Saturday, August 21, 2010

The two sides of India very few know of…

An excellent piece about the Maoist insurgency in India in Foreign Policy magazine. It is a story of neglect of market forces to honor indigenous people’s rights and livelihoods, the state’s incapacity to realize this, and the capitalization on anger (due to poverty, lack of justice, and political disenfranchisement) of frustrated people by the Maoists in their bloody insurgency against the central government. Nepal endured this situation for ten bloody years between 1996 and 2006.

[…]It wasn't supposed to be this way -- not in 21st-century India, a country 20 years into an experiment in rapid, technology-driven development, one of globalization's most celebrated success stories. In 1991, with India on the brink of bankruptcy, Singh -- then the country's finance minister -- pursued an ambitious slate of economic reforms, opening up the country to foreign investment, ending public monopolies, and encouraging India's bloated state-run firms to behave like real commercial ventures. Today, India's GDP is more than five times what it was in 1991. Its major cities are now home to an affluent professional class that commutes in new cars on freshly paved four-lane highways to jobs that didn't exist not so long ago.

But plenty of Indians have missed out. Economic liberalization has not even nudged the lives of the country's bottom 200 million people. India is now one of the most economically stratified societies on the planet; its judicial system remains byzantine, its political institutions corrupt, its public education and health-care infrastructure anemic. The percentage of people going hungry in India hasn't budged in 20 years, according to this year's U.N. Millennium Development Goals report. New Delhi, Mumbai, and Bangalore now boast gleaming glass-and-steel IT centers and huge engineering projects. But India's vast hinterland remains dirt poor -- nowhere more so than the mining region of India's eastern interior, the part of the country that produces the iron for the buildings and cars, the coal that keeps the lights on in faraway metropolises, and the exotic minerals that go into everything from wind turbines to electric cars to iPads.

If you were to lay a map of today's Maoist insurgency over a map of the mining activity powering India's boom, the two would line up almost perfectly. Ground zero for the rebellion lies in Chhattisgarh and Jharkhand, a pair of neighboring, mostly rural states some 750 miles southeast of New Delhi that are home to 46 million people spread out over an area a little smaller than Kansas. Urban elites in India envision them as something akin to Appalachia, with a landscape of rolling forested hills, coal mines, and crushing poverty; their undereducated residents are the frequent butt of jokes told in more fortunate corners of the country.

Revenues from mineral extraction in Chhattisgarh and Jharkhand topped $20 billion in 2008, and more than $1 trillion in proven reserves still sit in the ground. But this geological inheritance has been managed so disastrously that many locals -- uprooted, unemployed, and living in a toxic and dangerous environment, due to the mining operations -- have thrown in their lot with the Maoists. "It is better to die here fighting on our own land than merely survive on someone else's," Phul Kumari Devi told us when we visited her dusty mining village of Agarbi Basti in June. "If the Maoists come here, then we would ask their help to resist."

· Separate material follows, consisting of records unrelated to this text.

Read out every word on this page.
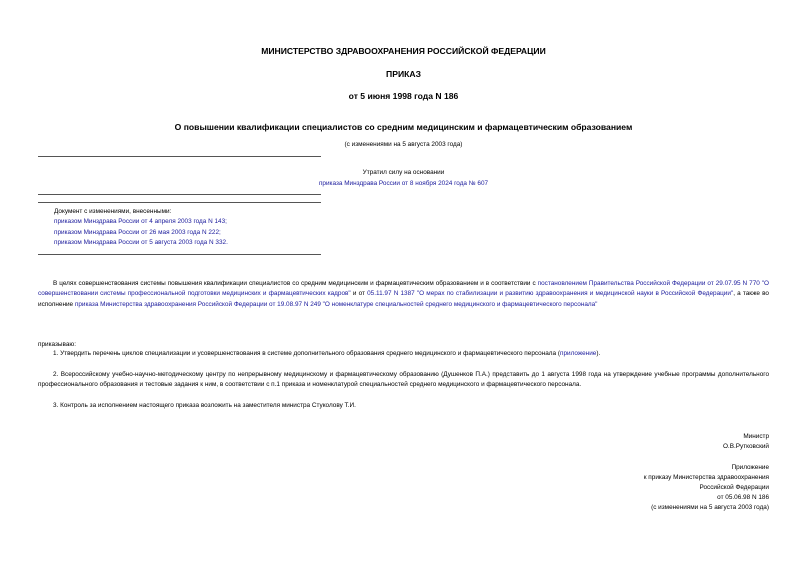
МИНИСТЕРСТВО ЗДРАВООХРАНЕНИЯ РОССИЙСКОЙ ФЕДЕРАЦИИ
ПРИКАЗ
от 5 июня 1998 года N 186
О повышении квалификации специалистов со средним медицинским и фармацевтическим образованием
(с изменениями на 5 августа 2003 года)
Утратил силу на основании
приказа Минздрава России от 8 ноября 2024 года № 607
Документ с изменениями, внесенными:
приказом Минздрава России от 4 апреля 2003 года N 143;
приказом Минздрава России от 26 мая 2003 года N 222;
приказом Минздрава России от 5 августа 2003 года N 332.
В целях совершенствования системы повышения квалификации специалистов со средним медицинским и фармацевтическим образованием и в соответствии с постановлением Правительства Российской Федерации от 29.07.95 N 770 "О совершенствовании системы профессиональной подготовки медицинских и фармацевтических кадров" и от 05.11.97 N 1387 "О мерах по стабилизации и развитию здравоохранения и медицинской науки в Российской Федерации", а также во исполнение приказа Министерства здравоохранения Российской Федерации от 19.08.97 N 249 "О номенклатуре специальностей среднего медицинского и фармацевтического персонала"
приказываю:
1. Утвердить перечень циклов специализации и усовершенствования в системе дополнительного образования среднего медицинского и фармацевтического персонала (приложение).
2. Всероссийскому учебно-научно-методическому центру по непрерывному медицинскому и фармацевтическому образованию (Душенков П.А.) представить до 1 августа 1998 года на утверждение учебные программы дополнительного профессионального образования и тестовые задания к ним, в соответствии с п.1 приказа и номенклатурой специальностей среднего медицинского и фармацевтического персонала.
3. Контроль за исполнением настоящего приказа возложить на заместителя министра Стуколову Т.И.
Министр
О.В.Рутковский
Приложение
к приказу Министерства здравоохранения
Российской Федерации
от 05.06.98 N 186
(с изменениями на 5 августа 2003 года)
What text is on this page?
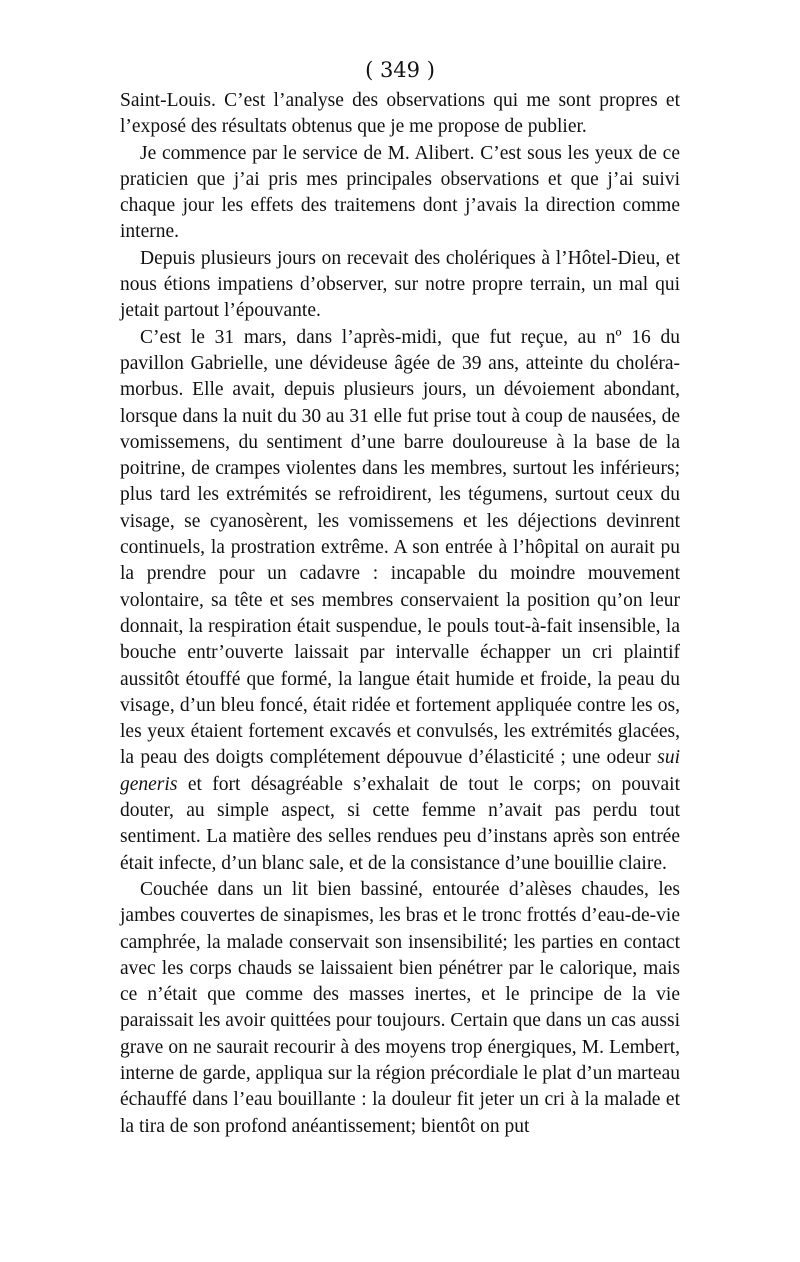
( 349 )

Saint-Louis. C’est l’analyse des observations qui me sont propres et l’exposé des résultats obtenus que je me propose de publier.

Je commence par le service de M. Alibert. C’est sous les yeux de ce praticien que j’ai pris mes principales observations et que j’ai suivi chaque jour les effets des traitemens dont j’avais la direction comme interne.

Depuis plusieurs jours on recevait des cholériques à l’Hôtel-Dieu, et nous étions impatiens d’observer, sur notre propre terrain, un mal qui jetait partout l’épouvante.

C’est le 31 mars, dans l’après-midi, que fut reçue, au nº 16 du pavillon Gabrielle, une dévideuse âgée de 39 ans, atteinte du choléra-morbus. Elle avait, depuis plusieurs jours, un dévoiement abondant, lorsque dans la nuit du 30 au 31 elle fut prise tout à coup de nausées, de vomissemens, du sentiment d’une barre douloureuse à la base de la poitrine, de crampes violentes dans les membres, surtout les inférieurs; plus tard les extrémités se refroidirent, les tégumens, surtout ceux du visage, se cyanosèrent, les vomissemens et les déjections devinrent continuels, la prostration extrême. A son entrée à l’hôpital on aurait pu la prendre pour un cadavre : incapable du moindre mouvement volontaire, sa tête et ses membres conservaient la position qu’on leur donnait, la respiration était suspendue, le pouls tout-à-fait insensible, la bouche entr’ouverte laissait par intervalle échapper un cri plaintif aussitôt étouffé que formé, la langue était humide et froide, la peau du visage, d’un bleu foncé, était ridée et fortement appliquée contre les os, les yeux étaient fortement excavés et convulsés, les extrémités glacées, la peau des doigts complétement dépouvue d’élasticité ; une odeur sui generis et fort désagréable s’exhalait de tout le corps; on pouvait douter, au simple aspect, si cette femme n’avait pas perdu tout sentiment. La matière des selles rendues peu d’instans après son entrée était infecte, d’un blanc sale, et de la consistance d’une bouillie claire.

Couchée dans un lit bien bassiné, entourée d’alèses chaudes, les jambes couvertes de sinapismes, les bras et le tronc frottés d’eau-de-vie camphrée, la malade conservait son insensibilité; les parties en contact avec les corps chauds se laissaient bien pénétrer par le calorique, mais ce n’était que comme des masses inertes, et le principe de la vie paraissait les avoir quittées pour toujours. Certain que dans un cas aussi grave on ne saurait recourir à des moyens trop énergiques, M. Lembert, interne de garde, appliqua sur la région précordiale le plat d’un marteau échauffé dans l’eau bouillante : la douleur fit jeter un cri à la malade et la tira de son profond anéantissement; bientôt on put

[…] But in our visits to the region and dozens of interviews there -- with miners and politicians, refugees and paramilitary leaders, cops and go-betweens for the guerrillas -- we found a far more complex reality. Mining companies have managed to double their production in the two states in the past decade, even as the conflict has escalated; the most unscrupulous among them have used the fog of war as a pretext for land grabs, leveling villages whose residents have fled the fighting. At the same time, the Maoists, for all their communist rhetoric, have become as much a business as anything else, one that will remain profitable as long as the country's mines continue to churn out the riches on which the Indian economy depends.

[…] In a sense, however, India has already lost this war. It has lost it gradually, over the last 20 years, by mistaking industrialization for development -- by thinking that it could launch its economy into the 21st century without modernizing its political structures and justice system along with it, or preventing the corruption that worsens the inequality that development aid from New Delhi is supposed to rectify. The government is sending in Army advisors and equipment -- for now, the war is being fought by the Indian equivalent of a national guard, not the Army proper -- and spending billions of dollars on infrastructure projects in the districts where the Maoists are strongest. But it hasn't addressed the concerns that drove the residents of Chhattisgarh and Jharkhand into the guerrillas' arms in the first place -- concerns that are often shockingly basic.